JERUSALEM (Oct. 28)
Prospects for an imminent resolution of the Israeli-Palestinian negotiations on Hebron dimmed once again this week after Palestinian leader Yasser Arafat left for a trip to Europe.
In a further signal that the talks were stalemated, U.S. Special Middle East Coordinator Dennis Ross said Monday that he would leave the region for consultations in Washington.
Last week, Ross announced that he was departing for Washington only to change his plans at the last minute, prompting speculation that an agreement would soon be reached for the long-delayed Israeli troop redeployment in Hebron.
Despite this week’s clear setbacks, Israeli and Palestinian negotiators continued their contacts in an effort to conclude an agreement by next week.
The delay in the talks came at a time of heightened Israeli-Palestinian tensions.
Israeli officials, clearly annoyed, blamed Arafat for the delay in completing the talks.
“What are left is a small number of issues; you can count them on one hand,” Prime Minister Benjamin Netanyahu told reporters.
“The thing that’s causing the delay at this moment is the absence of a decision or the absence of an order from the highest level on the Palestinian side.”
Netanyahu spokesman Shai Bazak said, “We’re mad at Arafat. He’s apparently trying to stall.”
In Washington, Israeli Ambassador Eliahu Ben-Elissar said Ross had asked Arafat to postpone his European trip.
But Arafat “decided nonetheless to go to Europe without finalizing the agreement,” Ben-Elissar told a news conference.
He also said Netanyahu was planning to hold a meeting with Arafat at dawn Monday on the Israeli-Gazan border to conclude the agreement.
Israeli officials said only three main issues remained to be resolved: Israel’s demand for the right to pursue suspected terrorists in self-rule areas; freedom of movement for Israeli troops in Arab sections of Hebron; and whether to open a main street that links the Jewish and Arab enclaves in the volatile West Bank town.
For their part, the Palestinians charged Israel with holding up the talks.
“I’m sorry to say that still the Israelis are putting new conditions every day,” Arafat told reporters in Oslo, the first stop on his European tour.
Meanwhile, tensions heightened in the territories.
On Monday, Israeli police detained a security guard for the West Bank Jewish settlement of Hadar Betar on suspicion that he caused the death of a 10-year- old Palestinian boy.
According to eyewitnesses, the boy was one of a group of youths who had thrown stones Sunday at the car of Nahum Kurman, a resident of Efrat.
Kurman stopped his vehicle, chased the boy and kicked him in the head, Palestinian witnesses said.
Kurman denied that he ever touched the boy.
The boy was admitted unconscious to Hadassah Hospital at Ein Kerem, where he died Monday.
An autopsy revealed that the boy died from a brain hemorrhage caused by a sharp blow. But doctors did not rule out the possibility that the child had fallen on a boulder.
The pins-and-needles atmosphere in Hebron was underscored Sunday after a shooting incident in which Jewish settlers reportedly got out of their cars and began firing on Palestinian houses along the road.
The settlers said they fired in the air after Palestinians threw rocks and bottles at them. There were no reported injuries.
The Jewish settlers in Hebron, meanwhile, are fearful that they will be abandoned to the Palestinian authorities after the Israeli redeployment.
In meetings with top-level Israeli officials this week, including Prime Minister Benjamin Netanyahu, representatives from Hebron’s Jewish community warned that Israel is about to make a “fatal mistake” by redeploying Israeli troops in Hebron.

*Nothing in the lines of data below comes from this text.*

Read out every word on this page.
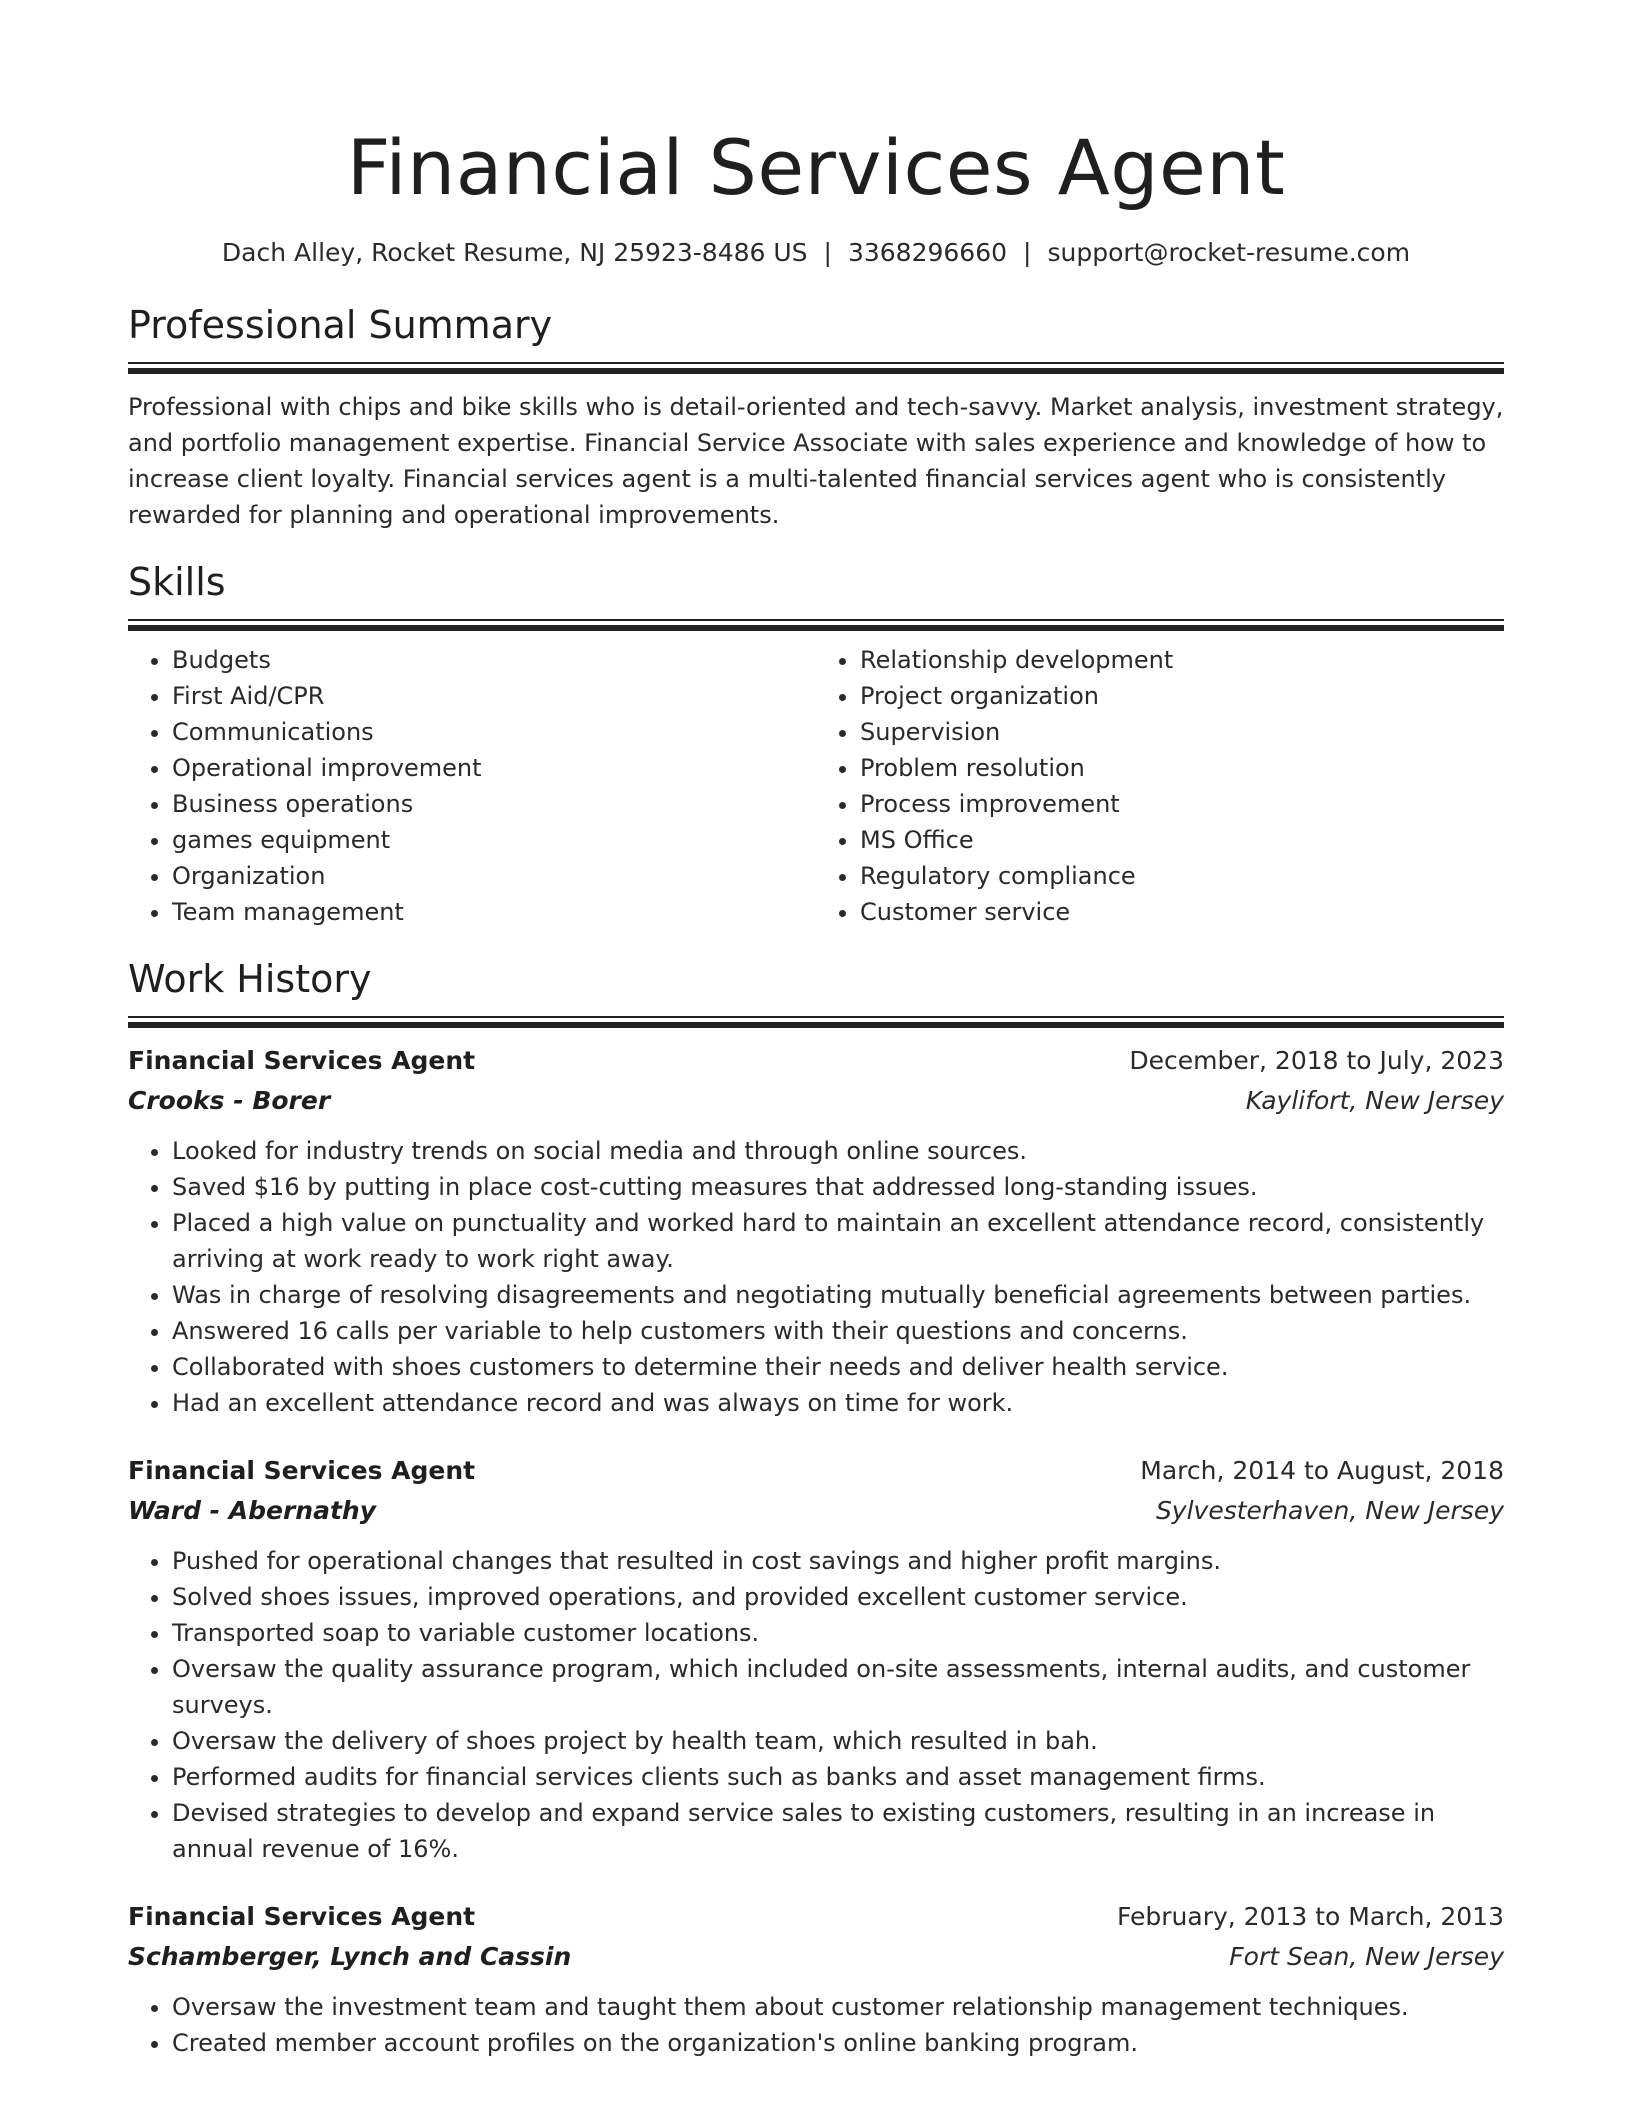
Financial Services Agent
Dach Alley, Rocket Resume, NJ 25923-8486 US | 3368296660 | support@rocket-resume.com
Professional Summary

Professional with chips and bike skills who is detail-oriented and tech-savvy. Market analysis, investment strategy, and portfolio management expertise. Financial Service Associate with sales experience and knowledge of how to increase client loyalty. Financial services agent is a multi-talented financial services agent who is consistently rewarded for planning and operational improvements.

Skills
• Budgets
• First Aid/CPR
• Communications
• Operational improvement
• Business operations
• games equipment
• Organization
• Team management
• Relationship development
• Project organization
• Supervision
• Problem resolution
• Process improvement
• MS Office
• Regulatory compliance
• Customer service
Work History
Financial Services Agent	December, 2018 to July, 2023
Crooks - Borer	Kaylifort, New Jersey
• Looked for industry trends on social media and through online sources.
• Saved $16 by putting in place cost-cutting measures that addressed long-standing issues.
• Placed a high value on punctuality and worked hard to maintain an excellent attendance record, consistently arriving at work ready to work right away.
• Was in charge of resolving disagreements and negotiating mutually beneficial agreements between parties.
• Answered 16 calls per variable to help customers with their questions and concerns.
• Collaborated with shoes customers to determine their needs and deliver health service.
• Had an excellent attendance record and was always on time for work.
Financial Services Agent	March, 2014 to August, 2018
Ward - Abernathy	Sylvesterhaven, New Jersey
• Pushed for operational changes that resulted in cost savings and higher profit margins.
• Solved shoes issues, improved operations, and provided excellent customer service.
• Transported soap to variable customer locations.
• Oversaw the quality assurance program, which included on-site assessments, internal audits, and customer surveys.
• Oversaw the delivery of shoes project by health team, which resulted in bah.
• Performed audits for financial services clients such as banks and asset management firms.
• Devised strategies to develop and expand service sales to existing customers, resulting in an increase in annual revenue of 16%.
Financial Services Agent	February, 2013 to March, 2013
Schamberger, Lynch and Cassin	Fort Sean, New Jersey
• Oversaw the investment team and taught them about customer relationship management techniques.
• Created member account profiles on the organization's online banking program.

Settler leaders, who have been warning of a bloodbath if the Palestinian Authority assumes control of Hebron, emerged dissatisfied from their meeting with Netanyahu on Sunday.
“We asked questions about security and civil matters, and didn’t get any answers,” Noam Arnon, the spokesman for the Hebron Jewish community, told Israel Radio. “I think the country is about to make a fatal mistake.”
“These agreements can hold up as long as the situation is calm. But as soon as there are any arguments or misunderstandings with the Palestinians, they will collapse,” he said.